Laissant échapper un soupir d'étonnement, elle ouvrit entièrement la porte de sa chambre laissant paraître son visage et ses traits fins. Sa robe d'un vert émeraude contrastait avec la couleur matte de sa peau et dénuda ses épaules lorsqu'elle fit une révérence.

— Amalica Loren, annonça-t-elle, fille du Seigneur Caspar Loren et de la sorcière Pacifique Bellwether. C'est un honneur mon prince.

— Tout l'honneur... Est pour moi, déclara maladroitement Alester.

Un silence prit ensuite place, silence durant lequel le jeune homme observa sa promise. Bien entendu elle était ravissante, elle était jeune et semblait insouciante mais Alester ne pouvait se résoudre à admettre qu'elle deviendrait sa femme.
Les crépitements des flammes jaillissant des flambeaux comblaient le vide de leur conversation lorsqu'un mal-être s'empara du jeune homme. Il aperçu à l'intérieur de la chambre une forme mouvante, longue, fine et écailleuse qui glissa au sol  en dévoilant une langue fourchue.

— Qu'est-ce donc ? Demanda-t-il intrigué par cette créature.

Amalica prit délicatement la chose dans ses bras et la fit s'enrouler autour de son bras.

— Le dernier cadeau de ma mère, répondît-elle tandis que la bête remonta jusqu'à son cou. Un serpent azur, le dernier de son espèce. Son venin permet de soulager les mœurs.

— Fascinant, lâcha Alester en approchant sa main du serpent.

Ce dernier ne se laissant pas faire, ouvra brutalement la gueule en signe de défense. Le jeune homme décida finalement, par crainte, de ne pas caresser la bête.

— Fascinant... Répéta-t-il n'y croyant plus réellement.

Il inspira profondément en essayant de se comporter comme un homme galant et tendit son bras à la jeune femme :

— J'aimerais vous inviter aux festivités ce soir, s'il vous plaît que je vous tienne compagnie.

Une pointe d'hésitation se lisait dans les yeux d'Amalica faisant regretter à Alester son geste. Mais un rire léger et sincère de la part de sa promise le rassura.

— Ce sera avec joie, sourit-elle en prenant son bras.

Le serpent azur logeant au creux du cou de sa maîtresse, fixait intensément le jeune homme comme s'il représentait une menace, ou alors un rival. Alester ne saurait deviner, il se contenta d'ignorer les intenses regards de la créature et conduit sa promise au lieu des festivités.

Au-dehors, l'air et la brume titillèrent ses narines d'une senteur marine et florale. Un grand feu de joie avait été bâti sur la grande place de la ville, les flammes virevoltantes et hautes, faisaient rire et danser les plus jeunes habitants de Batyse. Les braises qui retombaient ressemblaient aux fées, jadis disparues, qui dansaient dans le ciel lors des festivités du dauphin noir.

Alester s'émerveillait devant tel spectacle, les musiciens de flûtes, harpes et tambourins lui donnait du baume au cœur et lui fit oublier que cette ville était régulièrement prise d'assaut par le Seigneur de Mosae. 

— Chaque année, intervînt Amalica en le tirant de ses pensées, les grands dauphins noirs reviennent aux abords de la mer. L'on raconte qu'ils apportent sérénité, bonheur et chance à ceux capables de les nourrir convenablement.

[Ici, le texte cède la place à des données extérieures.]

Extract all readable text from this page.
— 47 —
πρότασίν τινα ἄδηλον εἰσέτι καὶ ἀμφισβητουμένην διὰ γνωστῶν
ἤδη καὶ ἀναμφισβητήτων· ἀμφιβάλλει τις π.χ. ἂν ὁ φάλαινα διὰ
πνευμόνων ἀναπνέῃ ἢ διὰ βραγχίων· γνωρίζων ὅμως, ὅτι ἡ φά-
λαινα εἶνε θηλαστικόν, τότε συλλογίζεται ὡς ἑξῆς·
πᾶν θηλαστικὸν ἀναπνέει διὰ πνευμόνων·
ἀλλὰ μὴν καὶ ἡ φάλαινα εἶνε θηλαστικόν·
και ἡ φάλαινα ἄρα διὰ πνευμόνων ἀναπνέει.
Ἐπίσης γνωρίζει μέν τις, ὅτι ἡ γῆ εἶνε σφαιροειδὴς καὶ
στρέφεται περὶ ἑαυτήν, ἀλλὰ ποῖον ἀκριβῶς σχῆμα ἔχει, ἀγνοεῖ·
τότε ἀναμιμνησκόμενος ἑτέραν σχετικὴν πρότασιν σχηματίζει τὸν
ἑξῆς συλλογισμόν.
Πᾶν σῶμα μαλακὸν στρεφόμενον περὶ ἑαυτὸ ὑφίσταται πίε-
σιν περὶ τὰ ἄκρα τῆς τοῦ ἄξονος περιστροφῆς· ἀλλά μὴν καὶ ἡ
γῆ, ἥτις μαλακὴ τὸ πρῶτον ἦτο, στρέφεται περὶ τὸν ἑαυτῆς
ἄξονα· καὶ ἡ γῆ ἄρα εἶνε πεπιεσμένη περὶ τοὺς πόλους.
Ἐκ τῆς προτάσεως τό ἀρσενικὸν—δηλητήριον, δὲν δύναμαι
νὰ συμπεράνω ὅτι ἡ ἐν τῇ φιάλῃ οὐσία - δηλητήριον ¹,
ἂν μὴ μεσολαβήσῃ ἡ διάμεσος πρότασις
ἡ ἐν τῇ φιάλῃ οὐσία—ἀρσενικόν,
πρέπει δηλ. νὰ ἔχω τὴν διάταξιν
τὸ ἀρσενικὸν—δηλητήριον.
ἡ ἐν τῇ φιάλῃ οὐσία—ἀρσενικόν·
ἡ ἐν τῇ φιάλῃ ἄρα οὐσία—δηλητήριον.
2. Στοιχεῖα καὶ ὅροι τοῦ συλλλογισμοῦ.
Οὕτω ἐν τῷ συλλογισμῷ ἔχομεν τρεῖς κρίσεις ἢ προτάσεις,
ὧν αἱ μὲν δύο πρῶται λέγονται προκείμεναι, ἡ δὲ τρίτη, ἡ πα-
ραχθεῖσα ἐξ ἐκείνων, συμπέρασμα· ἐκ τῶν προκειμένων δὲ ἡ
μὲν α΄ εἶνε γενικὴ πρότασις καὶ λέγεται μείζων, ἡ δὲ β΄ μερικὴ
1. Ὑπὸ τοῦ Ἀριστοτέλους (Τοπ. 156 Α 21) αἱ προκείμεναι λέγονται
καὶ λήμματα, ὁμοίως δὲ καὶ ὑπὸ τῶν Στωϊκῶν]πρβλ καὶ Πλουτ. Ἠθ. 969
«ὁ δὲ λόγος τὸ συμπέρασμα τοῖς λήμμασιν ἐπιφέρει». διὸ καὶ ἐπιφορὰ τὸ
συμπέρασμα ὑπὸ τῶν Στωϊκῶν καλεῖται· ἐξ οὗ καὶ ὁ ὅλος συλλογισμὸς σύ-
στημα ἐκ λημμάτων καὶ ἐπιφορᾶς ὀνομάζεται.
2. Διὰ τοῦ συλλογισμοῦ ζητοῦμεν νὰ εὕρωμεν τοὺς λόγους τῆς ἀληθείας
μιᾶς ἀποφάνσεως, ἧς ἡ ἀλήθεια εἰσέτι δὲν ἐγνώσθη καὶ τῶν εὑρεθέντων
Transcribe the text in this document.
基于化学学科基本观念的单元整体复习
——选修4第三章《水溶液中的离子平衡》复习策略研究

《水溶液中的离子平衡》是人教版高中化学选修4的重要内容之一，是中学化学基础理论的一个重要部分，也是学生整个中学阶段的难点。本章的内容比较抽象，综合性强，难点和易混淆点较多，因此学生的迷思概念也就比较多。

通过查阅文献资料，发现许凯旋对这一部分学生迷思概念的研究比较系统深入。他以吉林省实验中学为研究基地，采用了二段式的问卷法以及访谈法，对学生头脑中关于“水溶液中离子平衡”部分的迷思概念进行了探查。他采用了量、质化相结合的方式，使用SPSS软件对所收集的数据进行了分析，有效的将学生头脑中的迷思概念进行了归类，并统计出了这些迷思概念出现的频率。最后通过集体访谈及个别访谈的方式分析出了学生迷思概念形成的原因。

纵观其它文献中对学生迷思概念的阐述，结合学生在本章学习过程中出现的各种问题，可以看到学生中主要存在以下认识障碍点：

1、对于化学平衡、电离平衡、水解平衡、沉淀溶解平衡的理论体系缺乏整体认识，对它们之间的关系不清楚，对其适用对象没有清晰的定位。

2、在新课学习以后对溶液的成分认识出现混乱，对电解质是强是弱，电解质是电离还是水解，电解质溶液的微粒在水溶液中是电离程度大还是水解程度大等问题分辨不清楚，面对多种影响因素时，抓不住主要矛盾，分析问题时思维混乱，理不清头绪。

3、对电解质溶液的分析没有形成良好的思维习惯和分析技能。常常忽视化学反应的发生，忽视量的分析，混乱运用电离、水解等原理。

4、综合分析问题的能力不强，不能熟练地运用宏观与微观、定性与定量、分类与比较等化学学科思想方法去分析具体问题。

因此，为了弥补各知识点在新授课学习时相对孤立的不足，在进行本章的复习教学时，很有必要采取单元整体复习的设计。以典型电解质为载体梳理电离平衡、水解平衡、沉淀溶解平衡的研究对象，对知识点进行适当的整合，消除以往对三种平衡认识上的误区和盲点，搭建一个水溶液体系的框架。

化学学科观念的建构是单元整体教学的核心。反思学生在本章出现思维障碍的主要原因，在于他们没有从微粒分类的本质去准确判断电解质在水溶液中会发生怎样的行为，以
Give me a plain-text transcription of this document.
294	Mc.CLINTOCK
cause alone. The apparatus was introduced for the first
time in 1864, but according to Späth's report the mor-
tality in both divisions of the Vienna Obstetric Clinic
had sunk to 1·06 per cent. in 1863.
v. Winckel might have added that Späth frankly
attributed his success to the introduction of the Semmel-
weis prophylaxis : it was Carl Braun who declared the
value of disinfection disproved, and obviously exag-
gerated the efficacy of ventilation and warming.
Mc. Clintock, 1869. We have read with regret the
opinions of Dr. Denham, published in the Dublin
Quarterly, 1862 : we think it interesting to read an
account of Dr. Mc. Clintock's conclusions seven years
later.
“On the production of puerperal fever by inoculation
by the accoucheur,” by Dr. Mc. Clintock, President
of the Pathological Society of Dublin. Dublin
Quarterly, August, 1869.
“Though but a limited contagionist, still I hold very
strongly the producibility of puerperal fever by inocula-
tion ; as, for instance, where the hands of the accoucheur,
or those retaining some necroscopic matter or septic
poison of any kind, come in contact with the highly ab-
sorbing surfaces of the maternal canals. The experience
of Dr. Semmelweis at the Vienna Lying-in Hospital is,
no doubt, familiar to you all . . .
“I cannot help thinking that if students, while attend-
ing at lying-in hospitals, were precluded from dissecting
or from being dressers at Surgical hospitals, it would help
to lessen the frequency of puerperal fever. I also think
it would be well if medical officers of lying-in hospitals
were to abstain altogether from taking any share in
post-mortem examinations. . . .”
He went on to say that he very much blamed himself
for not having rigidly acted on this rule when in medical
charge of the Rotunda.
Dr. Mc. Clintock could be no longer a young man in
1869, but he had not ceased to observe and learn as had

Toujours au bras de son cavalier, Amalica se baladait sur la grande place tout en observant le port droit devant elle. Alester l'écoutait, il ne connaissait pas l'histoire qui se cachait derrière cette ancienne tradition.

— Un jour, un humble paysan donna une seiche enduite d'huile de Karacan à l'un de ses dauphins. Ce paysan devînt alors un noble riche et puissant. C'est ainsi que la tradition naquit, chaque année nous remercions et espérons que les dauphins noirs veillent sur nous et nous apportent le bonheur en les nourrissant de seiches trempées au Karacan. 

— Les  habitants de Batyse demandent tous de connaître le bonheur et la richesse ? Interrogea Alester.

— Hélas non... Rétorqua la jeune femme en mordillant sa lèvre. Nous avons tous une seule et unique requête à demander aux dauphins noirs, celle de nous protéger des attaques de Mosae.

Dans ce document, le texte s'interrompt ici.